The gradient-free energy fgrad representing the energy from polarization inhomogeneity is described as:

$${f}_{{grad}}={\sum }_{i}\left\{\begin{array}{c}{\alpha }_{1}\left[{\left(\frac{\partial {P}_{i}}{\partial x}\right)}^{2}+{\left(\frac{\partial {P}_{i}}{\partial y}\right)}^{2}+{\left(\frac{\partial {P}_{i}}{\partial z}\right)}^{2}\right]\\+{\alpha }_{2}\left[{\left(\frac{{\partial }^{2}{P}_{i}}{\partial {x}^{2}}\right)}^{2}+{\left(\frac{{\partial }^{2}{P}_{i}}{\partial {y}^{2}}\right)}^{2}+{\left(\frac{{\partial }^{2}{P}_{i}}{\partial {z}^{2}}\right)}^{2}\right]\end{array}\right\},\,(i=1,2,3)$$
(3)

where α1 is a negative coefficient representing the stability of the antiferroelectric phase, α2 is a positive coefficient representing the stability of the ferroelectric phase.

The elastic energy felas can be written as

$${f}_{{elas}}=\frac{1}{2}{C}_{{ijkl}}{e}_{{ij}}{e}_{{kl}}=\frac{1}{2}{C}_{{ijkl}}({\varepsilon }_{{ij}}-{\varepsilon }_{{ij}}^{0})({\varepsilon }_{{kl}}-{\varepsilon }_{{kl}}^{0})$$
(4)

where Cijkl is the elastic stiffness tensor, εij is the total strain, ε0kl is the electrostrictive stress-free strain, i.e., ε0kl=QijklPkPl.

The electrostatic energy felec can be expressed as:

$${f}_{elec} ={f}_{dipole}+{f}_{depol}+{f}_{appl}\\ =-\frac{1}{2}{E}_{i}{P}_{i}-\frac{1}{2}{E}_{i,depol}\overline{{P}_{i}}-\frac{1}{2}{E}_{i,appl}\overline{{P}_{i}}$$
(5)

where fdipole, fdepol, and fappl are the dipole-dipole interaction energy from polarization, the depolarization energy, and the energy from the applied electric field respectively. Ei represents the inhomogeneous electric field caused by dipole-dipole interactions, Ei, depol is the mean depolarization field arising from the surface charges, Ei, appl is expressed by a sine function.
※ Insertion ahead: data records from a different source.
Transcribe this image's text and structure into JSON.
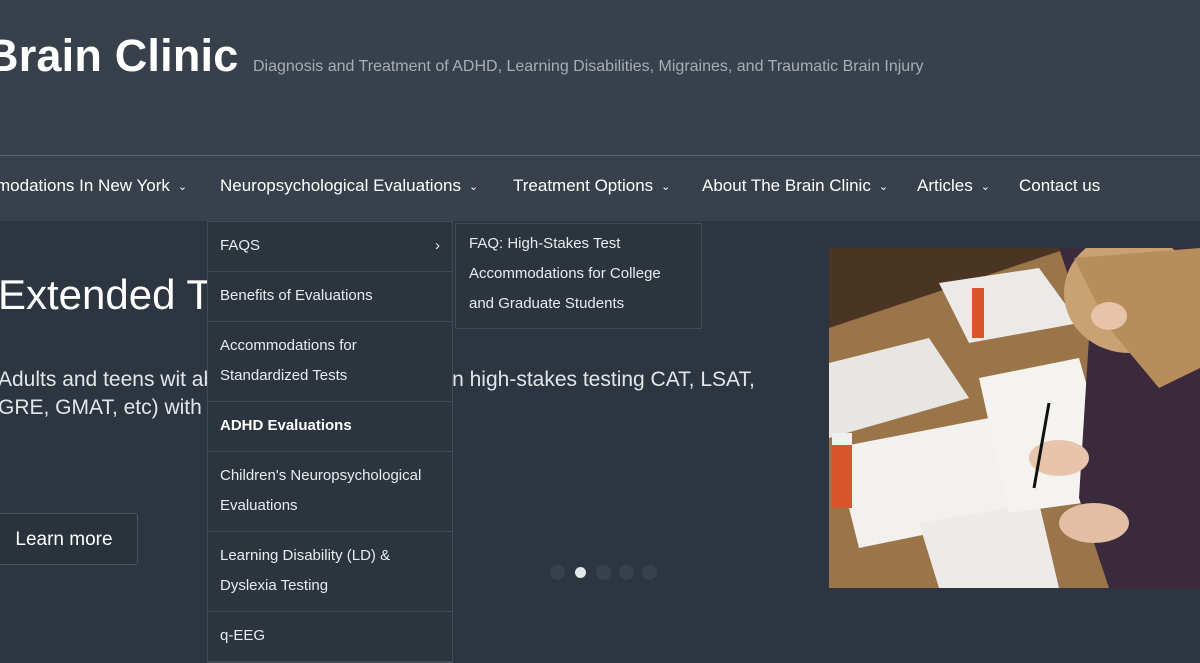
{
  "header": {
    "site_title": "Brain Clinic",
    "tagline": "Diagnosis and Treatment of ADHD, Learning Disabilities, Migraines, and Traumatic Brain Injury"
  },
  "nav": {
    "items": [
      {
        "label": "modations In New York",
        "chevron": "⌄"
      },
      {
        "label": "Neuropsychological Evaluations",
        "chevron": "⌄"
      },
      {
        "label": "Treatment Options",
        "chevron": "⌄"
      },
      {
        "label": "About The Brain Clinic",
        "chevron": "⌄"
      },
      {
        "label": "Articles",
        "chevron": "⌄"
      },
      {
        "label": "Contact us"
      }
    ]
  },
  "dropdown": {
    "items": [
      {
        "label": "FAQS",
        "arrow": "›"
      },
      {
        "label": "Benefits of Evaluations"
      },
      {
        "label": "Accommodations for Standardized Tests"
      },
      {
        "label": "ADHD Evaluations"
      },
      {
        "label": "Children's Neuropsychological Evaluations"
      },
      {
        "label": "Learning Disability (LD) & Dyslexia Testing"
      },
      {
        "label": "q-EEG"
      }
    ],
    "submenu": {
      "items": [
        {
          "label": "FAQ: High-Stakes Test Accommodations for College and Graduate Students"
        }
      ]
    }
  },
  "hero": {
    "title": "Extended T Exams",
    "text": "Adults and teens wit able to gain additional time in high-stakes testing CAT, LSAT, GRE, GMAT, etc) with the right docume",
    "button_label": "Learn more",
    "slides": {
      "count": 5,
      "active_index": 1
    },
    "photo_icon": "student-writing-photo"
  },
  "colors": {
    "header_bg": "#38414b",
    "body_bg": "#2d3640",
    "dropdown_bg": "#2c343d",
    "text": "#ffffff",
    "tagline": "#a7adb4"
  }
}
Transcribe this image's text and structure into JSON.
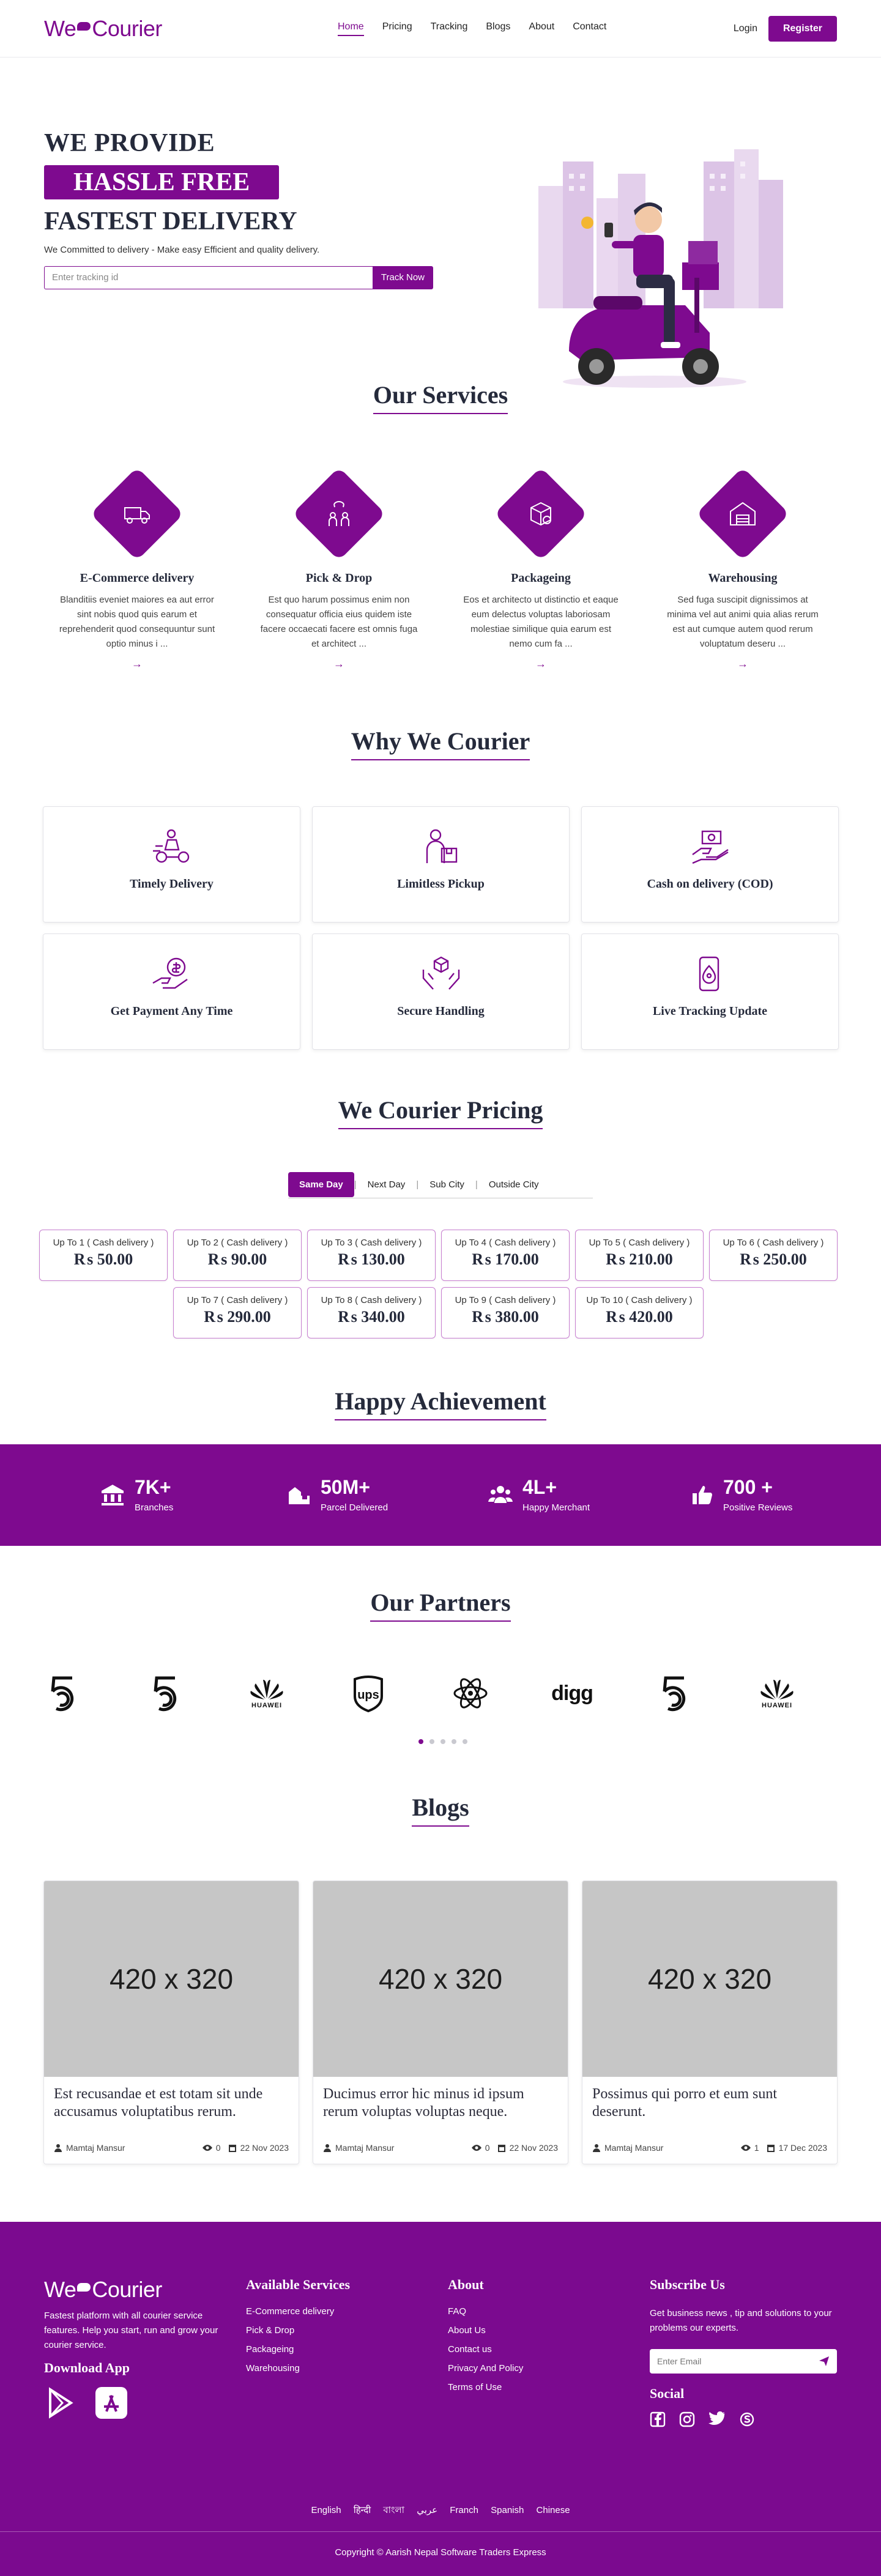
{
  "header": {
    "logo_we": "We",
    "logo_courier": "Courier",
    "menu": [
      "Home",
      "Pricing",
      "Tracking",
      "Blogs",
      "About",
      "Contact"
    ],
    "login": "Login",
    "register": "Register"
  },
  "hero": {
    "line1": "WE PROVIDE",
    "line2": "HASSLE FREE",
    "line3": "FASTEST DELIVERY",
    "subtitle": "We Committed to delivery - Make easy Efficient and quality delivery.",
    "tracking_placeholder": "Enter tracking id",
    "track_button": "Track Now"
  },
  "services": {
    "title": "Our Services",
    "items": [
      {
        "name": "E-Commerce delivery",
        "desc": "Blanditiis eveniet maiores ea aut error sint nobis quod quis earum et reprehenderit quod consequuntur sunt optio minus i ...",
        "icon": "truck-icon"
      },
      {
        "name": "Pick & Drop",
        "desc": "Est quo harum possimus enim non consequatur officia eius quidem iste facere occaecati facere est omnis fuga et architect ...",
        "icon": "pick-drop-icon"
      },
      {
        "name": "Packageing",
        "desc": "Eos et architecto ut distinctio et eaque eum delectus voluptas laboriosam molestiae similique quia earum est nemo cum fa ...",
        "icon": "package-icon"
      },
      {
        "name": "Warehousing",
        "desc": "Sed fuga suscipit dignissimos at minima vel aut animi quia alias rerum est aut cumque autem quod rerum voluptatum deseru ...",
        "icon": "warehouse-icon"
      }
    ]
  },
  "why": {
    "title": "Why We Courier",
    "items": [
      "Timely Delivery",
      "Limitless Pickup",
      "Cash on delivery (COD)",
      "Get Payment Any Time",
      "Secure Handling",
      "Live Tracking Update"
    ]
  },
  "pricing": {
    "title": "We Courier Pricing",
    "tabs": [
      "Same Day",
      "Next Day",
      "Sub City",
      "Outside City"
    ],
    "items": [
      {
        "label": "Up To 1 ( Cash delivery )",
        "price": "₨ 50.00"
      },
      {
        "label": "Up To 2 ( Cash delivery )",
        "price": "₨ 90.00"
      },
      {
        "label": "Up To 3 ( Cash delivery )",
        "price": "₨ 130.00"
      },
      {
        "label": "Up To 4 ( Cash delivery )",
        "price": "₨ 170.00"
      },
      {
        "label": "Up To 5 ( Cash delivery )",
        "price": "₨ 210.00"
      },
      {
        "label": "Up To 6 ( Cash delivery )",
        "price": "₨ 250.00"
      },
      {
        "label": "Up To 7 ( Cash delivery )",
        "price": "₨ 290.00"
      },
      {
        "label": "Up To 8 ( Cash delivery )",
        "price": "₨ 340.00"
      },
      {
        "label": "Up To 9 ( Cash delivery )",
        "price": "₨ 380.00"
      },
      {
        "label": "Up To 10 ( Cash delivery )",
        "price": "₨ 420.00"
      }
    ]
  },
  "achievement": {
    "title": "Happy Achievement",
    "stats": [
      {
        "num": "7K+",
        "cap": "Branches"
      },
      {
        "num": "50M+",
        "cap": "Parcel Delivered"
      },
      {
        "num": "4L+",
        "cap": "Happy Merchant"
      },
      {
        "num": "700 +",
        "cap": "Positive Reviews"
      }
    ]
  },
  "partners": {
    "title": "Our Partners",
    "logos": [
      "5",
      "5",
      "HUAWEI",
      "ups",
      "atom",
      "digg",
      "5",
      "HUAWEI"
    ]
  },
  "blogs": {
    "title": "Blogs",
    "items": [
      {
        "img": "420 x 320",
        "title": "Est recusandae et est totam sit unde accusamus voluptatibus rerum.",
        "author": "Mamtaj Mansur",
        "views": "0",
        "date": "22 Nov 2023"
      },
      {
        "img": "420 x 320",
        "title": "Ducimus error hic minus id ipsum rerum voluptas voluptas neque.",
        "author": "Mamtaj Mansur",
        "views": "0",
        "date": "22 Nov 2023"
      },
      {
        "img": "420 x 320",
        "title": "Possimus qui porro et eum sunt deserunt.",
        "author": "Mamtaj Mansur",
        "views": "1",
        "date": "17 Dec 2023"
      }
    ]
  },
  "footer": {
    "desc": "Fastest platform with all courier service features. Help you start, run and grow your courier service.",
    "download": "Download App",
    "services_title": "Available Services",
    "services": [
      "E-Commerce delivery",
      "Pick & Drop",
      "Packageing",
      "Warehousing"
    ],
    "about_title": "About",
    "about": [
      "FAQ",
      "About Us",
      "Contact us",
      "Privacy And Policy",
      "Terms of Use"
    ],
    "subscribe_title": "Subscribe Us",
    "subscribe_desc": "Get business news , tip and solutions to your problems our experts.",
    "email_placeholder": "Enter Email",
    "social_title": "Social",
    "languages": [
      "English",
      "हिन्दी",
      "বাংলা",
      "عربي",
      "Franch",
      "Spanish",
      "Chinese"
    ],
    "copyright": "Copyright © Aarish Nepal Software Traders Express"
  },
  "colors": {
    "brand": "#7e0a8f"
  }
}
The local random distribution electric field energy flocalelec related with dopant valence and concentration can be expressed as:

$${f}_{{localelec}}={E}_{i,{localelec}}\bar{{P}_{i}}$$
(6)

where Ei,localelec is the random distribution electric field, \(\bar{{P}_{i}}\) is the spatial average polarization.

The temporal evolution of the polarization of the antiferroelectric system can be calculated by solving the time-dependent Ginzburg-Landau (TDGL) equation:

$$\frac{\partial {P}_{i}(x,t)}{\partial t}=-L\frac{\delta F}{\delta {P}_{i}(x,t)},\,(i=1,2,3)$$
(7)

where L is the kinetic coefficient related to the ___domain mobility, t is time, Pi(x, t) is the polarization and F is the total free energy of the whole system.

The phase-field simulations were carried out in two dimensions with cell sizes 128Δx × 128 Δyx and Δy are the number of grid points which are equal to 2 nm) with periodic boundary conditions.